Speaking of whether women tend to face greater obstacles to reach top positions, Ms Bondin believes that women tend to be sensitive to what is traditionally expected of them by society, and this can present obstacles.
“Prioritising between family and work becomes a tricky situation,” she says, emphasising the importance of a strong support system. “I am expecting my first child and taking up the role of President was a difficult decision to make. I discussed this with my husband and family, the owner of MISCO and also MEA, and as they all showed me support, I felt more confident to take up this challenge,” she confides, drawing on her own experience.
In fact, she believes that things are changing, slowly but surely. “I firmly believe that apart from having strong support systems for women, we also need to provide support for men. If we are expecting individuals, whatever their gender, to support their partners and also advance in their careers, we need to reassure them that their career trajectory will not be affected,” she notes, echoing The Chamber CEO’s view that a change in culture and mentality is required.
“Societal norms are evolving – due to factors such as financial commitments, lifestyle and also higher levels of education, female participation in the workforce has increased,” she continues, pointing out that in Malta, we generally have more female than male graduates.
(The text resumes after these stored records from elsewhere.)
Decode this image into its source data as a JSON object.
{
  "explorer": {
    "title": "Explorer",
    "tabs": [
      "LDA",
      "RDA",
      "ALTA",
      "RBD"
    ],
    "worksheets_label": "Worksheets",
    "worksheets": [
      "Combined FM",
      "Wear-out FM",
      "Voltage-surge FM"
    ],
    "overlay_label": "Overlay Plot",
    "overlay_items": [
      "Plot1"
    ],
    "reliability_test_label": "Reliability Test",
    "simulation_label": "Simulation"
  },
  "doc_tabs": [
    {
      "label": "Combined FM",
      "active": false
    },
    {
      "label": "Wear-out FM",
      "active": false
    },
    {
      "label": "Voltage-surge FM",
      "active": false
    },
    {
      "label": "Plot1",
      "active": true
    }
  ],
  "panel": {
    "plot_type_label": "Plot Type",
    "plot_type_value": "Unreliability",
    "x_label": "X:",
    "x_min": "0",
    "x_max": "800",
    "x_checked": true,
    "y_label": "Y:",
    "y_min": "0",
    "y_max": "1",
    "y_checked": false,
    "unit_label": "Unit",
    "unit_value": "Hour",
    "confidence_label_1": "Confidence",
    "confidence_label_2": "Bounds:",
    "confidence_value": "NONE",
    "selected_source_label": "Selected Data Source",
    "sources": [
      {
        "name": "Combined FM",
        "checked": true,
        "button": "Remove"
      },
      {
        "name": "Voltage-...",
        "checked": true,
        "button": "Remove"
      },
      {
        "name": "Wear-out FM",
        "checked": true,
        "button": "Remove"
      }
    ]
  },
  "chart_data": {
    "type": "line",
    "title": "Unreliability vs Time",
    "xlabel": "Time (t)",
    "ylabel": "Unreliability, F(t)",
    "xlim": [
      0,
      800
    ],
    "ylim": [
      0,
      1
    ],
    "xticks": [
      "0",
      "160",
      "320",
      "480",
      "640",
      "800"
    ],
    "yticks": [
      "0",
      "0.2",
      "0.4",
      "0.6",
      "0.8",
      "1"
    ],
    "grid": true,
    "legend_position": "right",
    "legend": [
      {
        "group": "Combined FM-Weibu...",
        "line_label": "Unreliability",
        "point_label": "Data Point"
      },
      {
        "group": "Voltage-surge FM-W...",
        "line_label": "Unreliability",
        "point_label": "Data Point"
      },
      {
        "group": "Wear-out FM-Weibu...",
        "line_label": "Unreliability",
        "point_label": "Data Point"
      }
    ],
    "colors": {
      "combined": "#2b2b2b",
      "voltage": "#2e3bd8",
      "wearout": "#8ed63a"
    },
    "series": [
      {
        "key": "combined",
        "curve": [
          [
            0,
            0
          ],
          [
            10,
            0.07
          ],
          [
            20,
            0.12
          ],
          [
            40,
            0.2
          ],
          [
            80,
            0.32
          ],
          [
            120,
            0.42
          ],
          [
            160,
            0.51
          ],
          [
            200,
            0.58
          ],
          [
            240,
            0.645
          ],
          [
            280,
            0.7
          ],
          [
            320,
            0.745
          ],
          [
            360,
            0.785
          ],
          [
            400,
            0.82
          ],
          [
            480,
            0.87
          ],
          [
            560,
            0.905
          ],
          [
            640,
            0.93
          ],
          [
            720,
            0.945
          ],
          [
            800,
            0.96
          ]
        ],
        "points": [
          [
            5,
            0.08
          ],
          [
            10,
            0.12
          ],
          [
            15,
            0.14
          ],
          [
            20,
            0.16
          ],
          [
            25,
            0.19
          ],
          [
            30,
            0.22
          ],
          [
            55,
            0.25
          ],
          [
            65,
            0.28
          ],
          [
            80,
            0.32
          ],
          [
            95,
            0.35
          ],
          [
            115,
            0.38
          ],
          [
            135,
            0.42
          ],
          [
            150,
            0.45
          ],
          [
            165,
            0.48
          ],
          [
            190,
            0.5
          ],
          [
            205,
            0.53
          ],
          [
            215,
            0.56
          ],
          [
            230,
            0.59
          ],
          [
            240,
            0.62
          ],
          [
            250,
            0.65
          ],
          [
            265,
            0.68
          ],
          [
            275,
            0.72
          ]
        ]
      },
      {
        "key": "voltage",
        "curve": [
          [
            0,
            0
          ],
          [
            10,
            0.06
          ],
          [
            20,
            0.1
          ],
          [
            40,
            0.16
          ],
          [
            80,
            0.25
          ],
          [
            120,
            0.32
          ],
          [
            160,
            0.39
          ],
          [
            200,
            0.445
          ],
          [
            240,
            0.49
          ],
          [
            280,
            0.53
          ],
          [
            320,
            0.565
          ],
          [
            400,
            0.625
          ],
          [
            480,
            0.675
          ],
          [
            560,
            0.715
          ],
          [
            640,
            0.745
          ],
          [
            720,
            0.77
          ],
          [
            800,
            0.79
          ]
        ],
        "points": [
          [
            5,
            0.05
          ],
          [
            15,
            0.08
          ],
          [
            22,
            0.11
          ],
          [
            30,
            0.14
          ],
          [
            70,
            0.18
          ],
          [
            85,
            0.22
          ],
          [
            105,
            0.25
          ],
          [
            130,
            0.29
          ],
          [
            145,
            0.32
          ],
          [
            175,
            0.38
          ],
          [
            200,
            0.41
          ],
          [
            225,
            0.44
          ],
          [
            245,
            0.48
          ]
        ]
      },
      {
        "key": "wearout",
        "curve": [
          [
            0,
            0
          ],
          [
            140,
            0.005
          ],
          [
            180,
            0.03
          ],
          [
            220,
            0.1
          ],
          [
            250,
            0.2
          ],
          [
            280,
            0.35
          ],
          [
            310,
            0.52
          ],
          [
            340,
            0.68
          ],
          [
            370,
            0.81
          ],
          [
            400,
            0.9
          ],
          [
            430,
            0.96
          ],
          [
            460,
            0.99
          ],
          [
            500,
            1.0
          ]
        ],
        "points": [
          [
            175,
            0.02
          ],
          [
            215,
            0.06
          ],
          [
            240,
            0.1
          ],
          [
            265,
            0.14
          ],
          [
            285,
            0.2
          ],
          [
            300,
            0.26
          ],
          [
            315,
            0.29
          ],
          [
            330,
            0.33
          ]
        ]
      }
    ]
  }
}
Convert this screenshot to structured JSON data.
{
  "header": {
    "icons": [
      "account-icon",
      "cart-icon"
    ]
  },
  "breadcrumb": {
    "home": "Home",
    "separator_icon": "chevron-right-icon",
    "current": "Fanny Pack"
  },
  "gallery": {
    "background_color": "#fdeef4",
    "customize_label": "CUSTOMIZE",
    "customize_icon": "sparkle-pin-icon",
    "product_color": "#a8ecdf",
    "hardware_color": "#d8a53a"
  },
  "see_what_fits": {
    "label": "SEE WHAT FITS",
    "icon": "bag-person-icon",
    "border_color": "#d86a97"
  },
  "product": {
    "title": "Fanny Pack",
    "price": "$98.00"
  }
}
The obstacles present themselves when couples decide to start a family, with one party elected as the main caregiver, causing them to change career priorities by taking a career break, working on reduced hours or juggling a full-time job with taking care of the children. These choices, Ms Bondin says, tend to be detrimental to the career of the caregiver. “Now, the caregiver, in our society, generally tends to be the woman in the relationship,” she explains, positing that, if the care for the family is more balanced, it would result in a more equal playing field.
“I also need to be fair and state that there are women who need to step up their game and if they want to be considered for leadership roles they also need to show and believe that they are willing to advance in their career,” she continues, admitting that she’s not in favour of quotas. Rather than quotas, “I believe in setting up and enforcing fair and transparent systems that give equal opportunities to everyone who is interested in being considered for roles.”
Apart from this, Ms Bondin also feels that positions on company Boards should be communicated better. “Such roles tend to be offered to individuals forming part of tight networks, which is why networking is important. However, if such roles are promoted better, the selection committee will have a wider choice and can benefit from having a more diverse Board,” she adds.
Finally, the MEA President would like to see organisations become more flexible and accommodating towards their employees, moving away from traditional ways of working. “We should focus on deliverables. COVID-19 has shown us that this can be done.”
Having formed part of the MEA’s council for the past few years, Ms Bondin says she has always been impressed by the service and the support system it provides, so she was honoured to take up the role of President. “There is a strong team at MEA, and I intend to continue building on what has already been accomplished,” she says.
Commenting on having more female representation at the helm of organisations like MEA, Ms Bondin says that it sends the message that women are being considered and selected for leadership roles. “Women who are in the driving seat have not made it there coincidentally. It takes hard work, dedication and determination,” she maintains. “I feel that this will impact the local business scene positively, not only because there are more women but because there is more diversity amongst business leaders.”
This interview forms part of a larger cover story featuring the women at the helm of Malta’s major business bodies, which appeared in the first edition of BusinessNow magazine.